Aim 2 will examine the impact of cRS on progressive damage of autophagy that may lead to insufficient cargo-clearance and proteotoxicity in the myocardium over time. We will assess autophagosome formation, autophagy flux, and protein folding capacity under cRS conditions and examine whether enhancing autophagy delays and/or prevents proteotoxicity in mice.
Aim 3 will examine the ?redox phenotype? in the peripheral blood of HF patients using HPLC based quantification of (a) GSH redox ratio, (b) lipid peroxidation, and (c) total antioxidant capacity, as well as extract the molecular ?reductome signatures? in HF patients with RS using a computational platform to determine essential proteome features and regulatory pathways.
This aim will establish a translational value for the RS hypothesis in human HF. We have assembled a multidisciplinary team (scientists & physicians) with documented expertise in redox biology, biochemistry, proteomics, and computational analyses.
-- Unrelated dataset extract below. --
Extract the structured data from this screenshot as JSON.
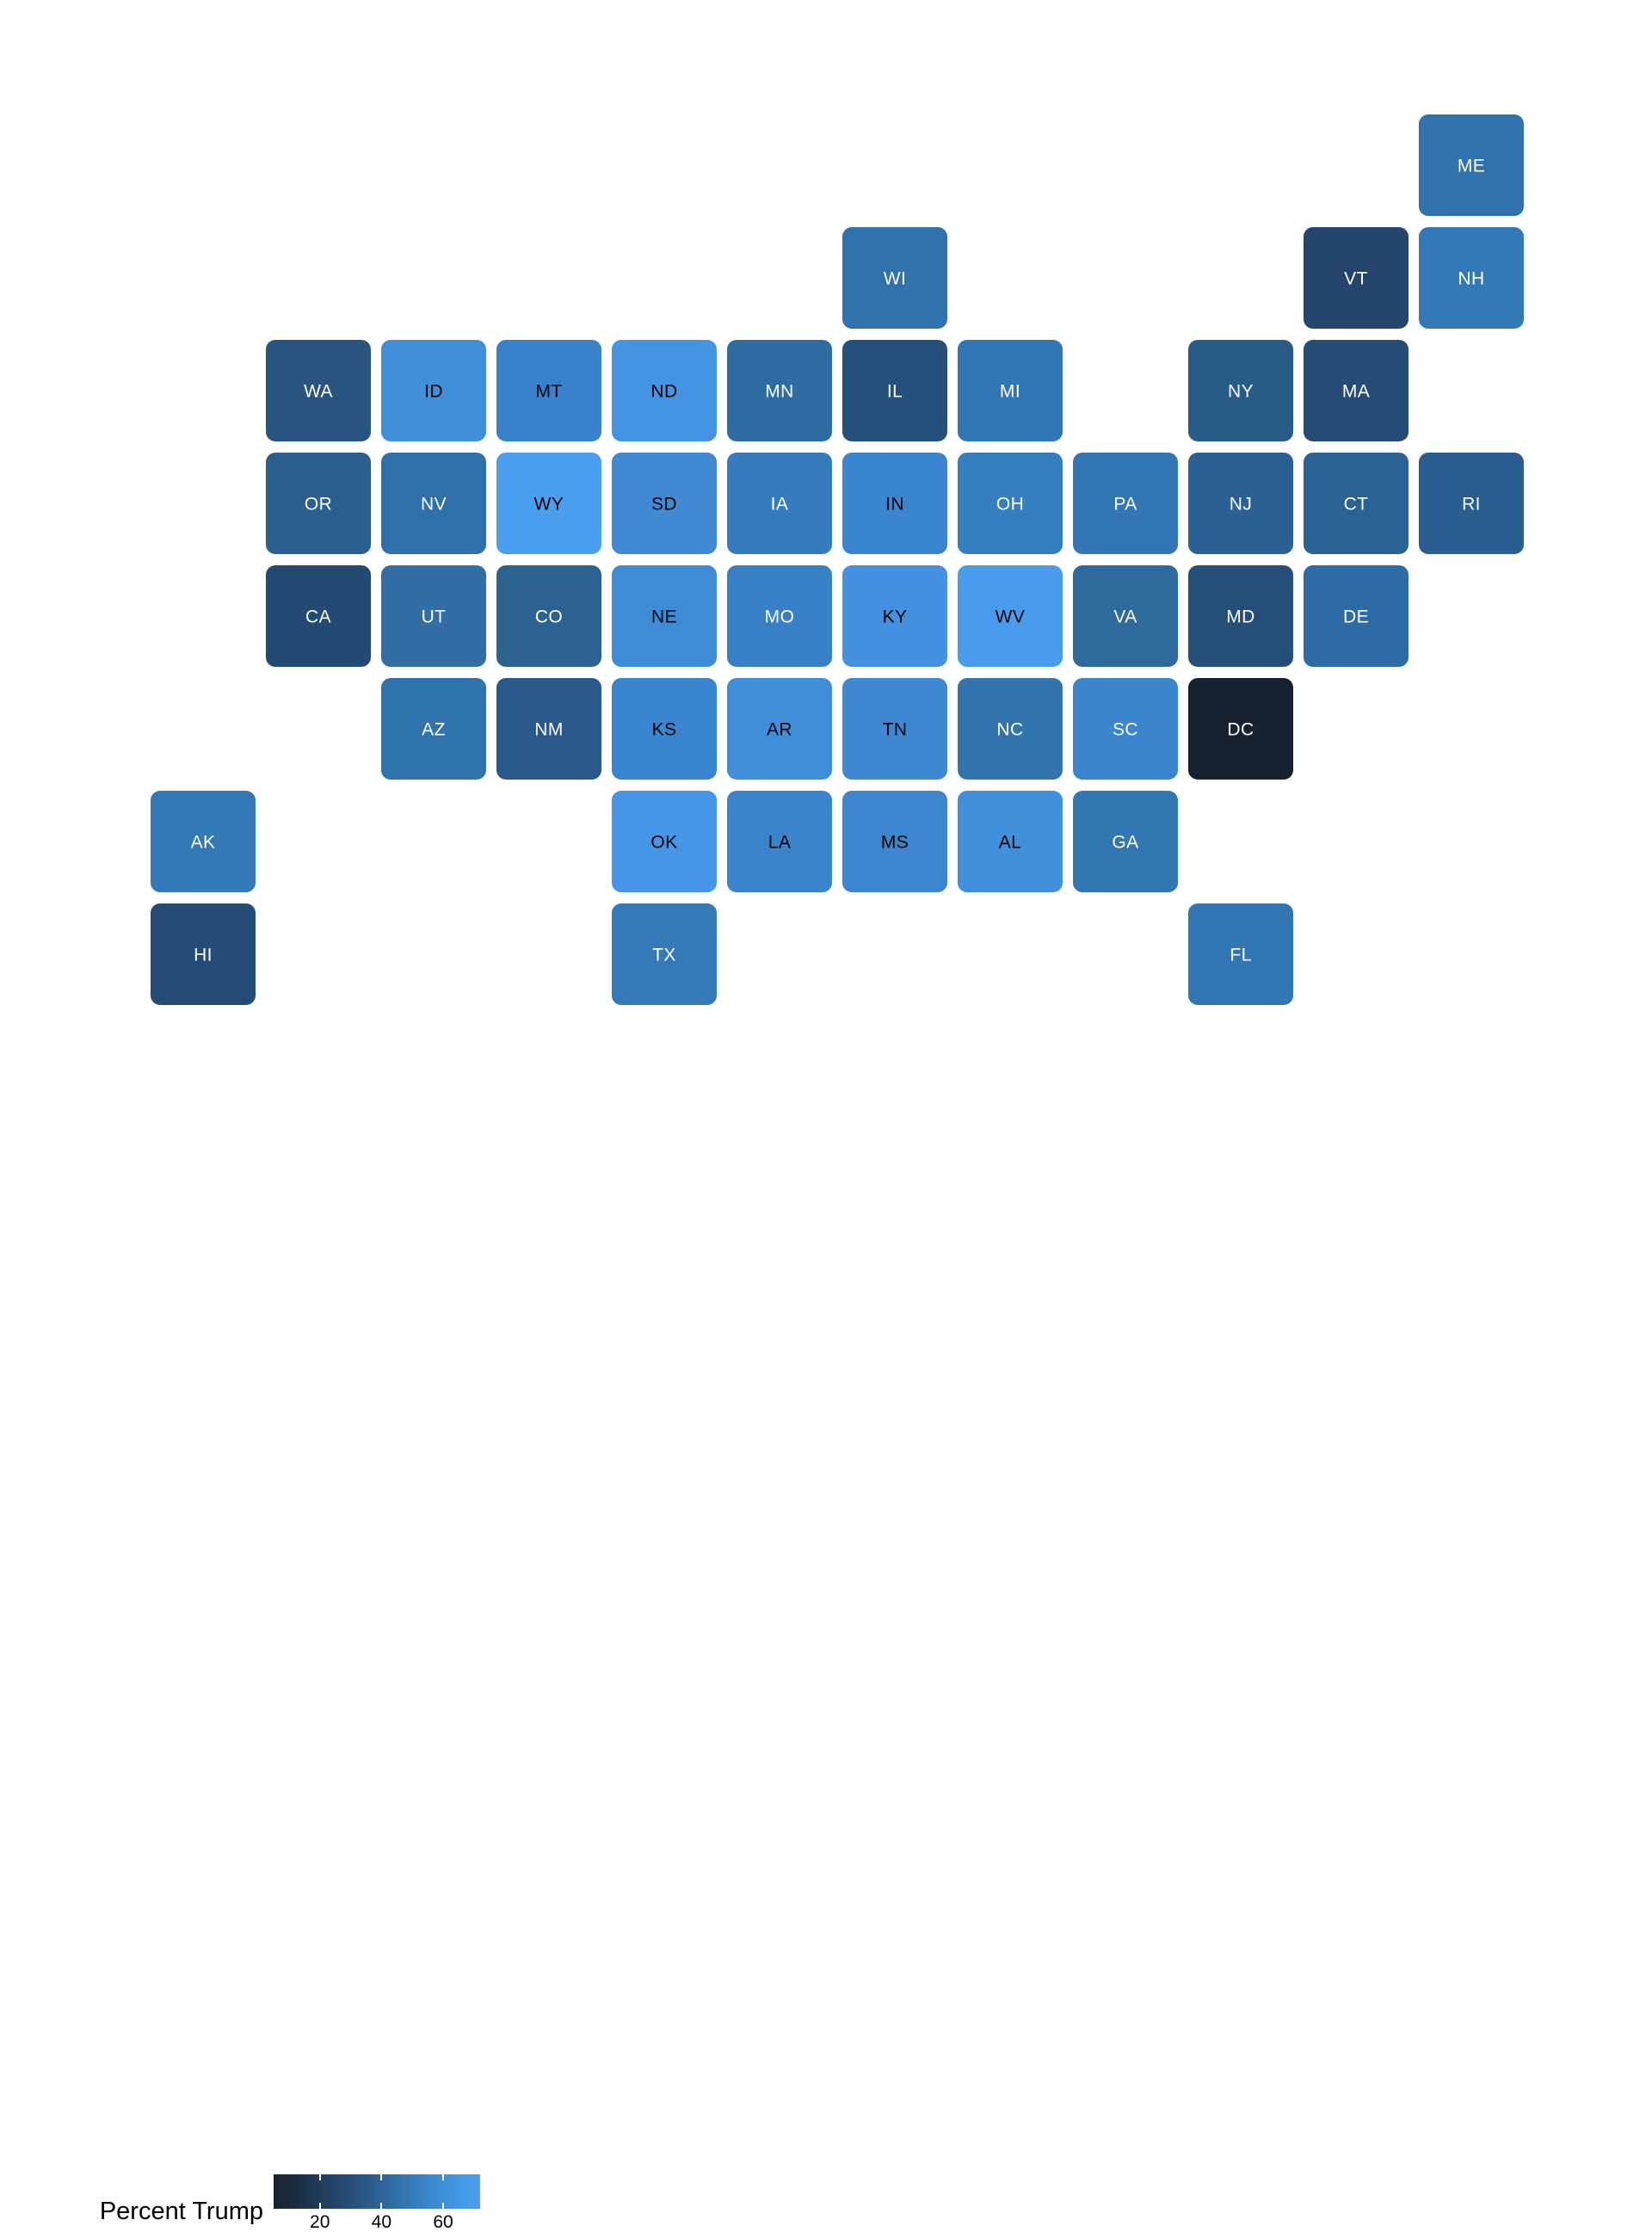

The genetic mouse models of RS, the technology platforms, and the biochemical assays to evaluate RS in mouse and in human are all established in our laboratories. We anticipate the successful completion of our proposed goals.
Accumulation and aggregation of defective proteins in the heart impair protein quality control and induce cardiac hypertrophy, leading to heart failure. Reductive stress (abnormal increase in antioxidants) leads to unresolved ER stress, sustained accumulation of mis/unfolded proteins, and augmented proteotoxicity. In this project, we will use newly developed animal models with heart-specific RS to identify molecular signatures and genetic mutations relevant to autophagy-driven protein quality control that will propel personalized therapeutic strategies for heart failure patients based on their redox state.